Ingredients:
- 2 lbs boneless, skinless chicken thighs, cut into 1-inch chunks
- 2 medium potatoes, peeled and cubed
- 3 large carrots, sliced into thick rounds
- 1 medium yellow onion, finely diced
- 1 can (13.5 oz) full-fat coconut milk
- 2 tbsp tomato paste
- 3 cloves garlic, minced
- 1 tbsp fresh ginger, grated
- 1 cup chicken broth (low sodium)
- 2 tbsp curry powder
- 1 tsp ground turmeric
- 1 tsp ground cumin
- 1 tsp salt
- 1/2 tsp black pepper
- 1 tbsp Garam Masala
Instructions:
- Combine the diced onion, minced garlic, grated ginger, tomato paste, chicken broth, and all spices (except the Garam Masala) in the slow cooker. Whisk until the tomato paste is fully incorporated.

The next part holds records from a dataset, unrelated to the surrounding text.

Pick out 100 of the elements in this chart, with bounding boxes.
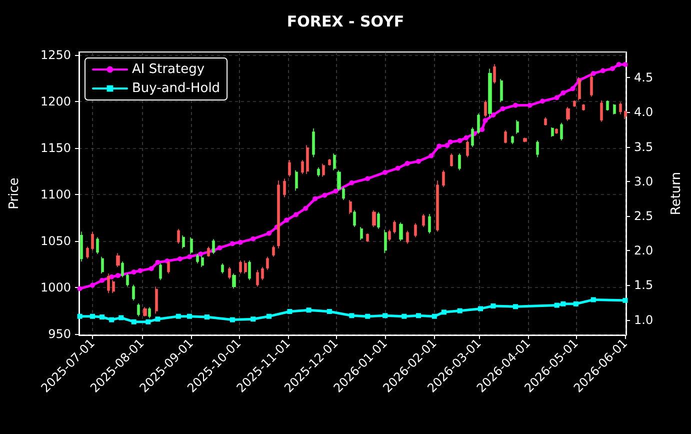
point (560, 90, 566, 96)
y2-tick-label: 2.5 (634, 208, 654, 223)
candlestick (148, 306, 151, 319)
point (540, 98, 546, 104)
y-tick-label: 1100 (40, 187, 71, 202)
candlestick (536, 140, 539, 158)
point (382, 170, 388, 175)
point (512, 102, 518, 108)
candlestick (96, 236, 99, 254)
point (590, 297, 596, 302)
candlestick (442, 170, 445, 188)
candlestick (613, 104, 616, 115)
candlestick (239, 260, 242, 274)
candlestick (261, 266, 264, 280)
candlestick (477, 113, 480, 134)
chart-title: FOREX - SOYF (286, 12, 404, 30)
candlestick (353, 210, 356, 228)
candlestick (301, 160, 304, 174)
candlestick (80, 231, 83, 262)
point (187, 314, 192, 319)
point (490, 303, 496, 308)
point (365, 176, 370, 182)
candlestick (221, 262, 224, 274)
point (478, 306, 484, 312)
y2-tick-label: 2.0 (634, 244, 654, 258)
y-tick-label: 1200 (40, 94, 71, 108)
point (148, 266, 154, 272)
candlestick (112, 280, 115, 294)
candlestick (232, 273, 236, 289)
point (480, 126, 485, 132)
point (444, 142, 450, 148)
point (187, 254, 192, 260)
point (457, 138, 462, 144)
candlestick (86, 246, 89, 260)
candlestick (466, 140, 469, 158)
point (155, 316, 160, 322)
candlestick (458, 153, 461, 171)
candlestick (201, 255, 204, 268)
candlestick (606, 100, 609, 112)
candlestick (228, 266, 231, 280)
candlestick (450, 153, 453, 167)
candlestick (600, 100, 603, 122)
point (204, 314, 210, 320)
point (365, 314, 370, 319)
candlestick (244, 260, 247, 274)
point (287, 308, 292, 314)
candlestick (126, 273, 129, 287)
candlestick (190, 236, 193, 254)
legend-label: AI Strategy (132, 62, 205, 77)
point (100, 278, 105, 283)
candlestick (544, 116, 547, 126)
candlestick (328, 158, 331, 166)
candlestick (388, 229, 391, 242)
point (404, 160, 410, 166)
point (554, 95, 560, 100)
y2-tick-label: 3.0 (634, 174, 654, 188)
point (266, 314, 272, 319)
point (432, 314, 437, 319)
candlestick (471, 127, 474, 148)
y2-axis-title: Return (669, 172, 684, 216)
point (382, 313, 388, 318)
point (457, 308, 462, 314)
point (217, 245, 222, 250)
point (436, 144, 442, 149)
point (610, 66, 615, 72)
point (490, 112, 496, 118)
legend-label: Buy-and-Hold (132, 81, 220, 96)
candlestick (266, 256, 269, 270)
point (138, 268, 143, 274)
y2-tick-label: 1.0 (634, 312, 654, 327)
candlestick (393, 220, 396, 234)
point (131, 319, 136, 324)
point (448, 139, 453, 144)
point (416, 158, 421, 164)
point (527, 102, 532, 108)
point (322, 192, 328, 198)
candlestick (414, 222, 417, 238)
point (570, 86, 576, 92)
candlestick (107, 273, 110, 294)
candlestick (384, 229, 387, 254)
point (312, 196, 318, 202)
point (266, 230, 272, 236)
point (326, 308, 332, 314)
y2-tick-label: 4.0 (634, 105, 654, 120)
candlestick (182, 234, 185, 249)
y-tick-label: 1000 (40, 280, 71, 295)
point (118, 315, 124, 320)
y2-tick-label: 4.5 (634, 70, 654, 85)
candlestick (560, 122, 563, 141)
point (500, 106, 506, 112)
point (109, 317, 114, 322)
candlestick (406, 230, 409, 244)
point (482, 118, 488, 123)
candlestick (555, 128, 558, 134)
candlestick (248, 260, 251, 280)
candlestick (484, 100, 487, 118)
candlestick (159, 262, 162, 280)
point (560, 301, 566, 306)
point (333, 188, 338, 194)
candlestick (590, 73, 593, 98)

- Nestle the chicken thigh chunks into the sauce, ensuring they are mostly submerged. Tuck the cubed potatoes and sliced carrots around the meat and stir gently to coat.
- Secure the lid and cook on Low for 6-8 hours or High for 3-4 hours until the potatoes are fork-tender and the chicken pulls apart easily.
- Stir in the full-fat coconut milk and the Garam Masala. Let the curry sit on the 'Warm' setting for 10-15 minutes before serving.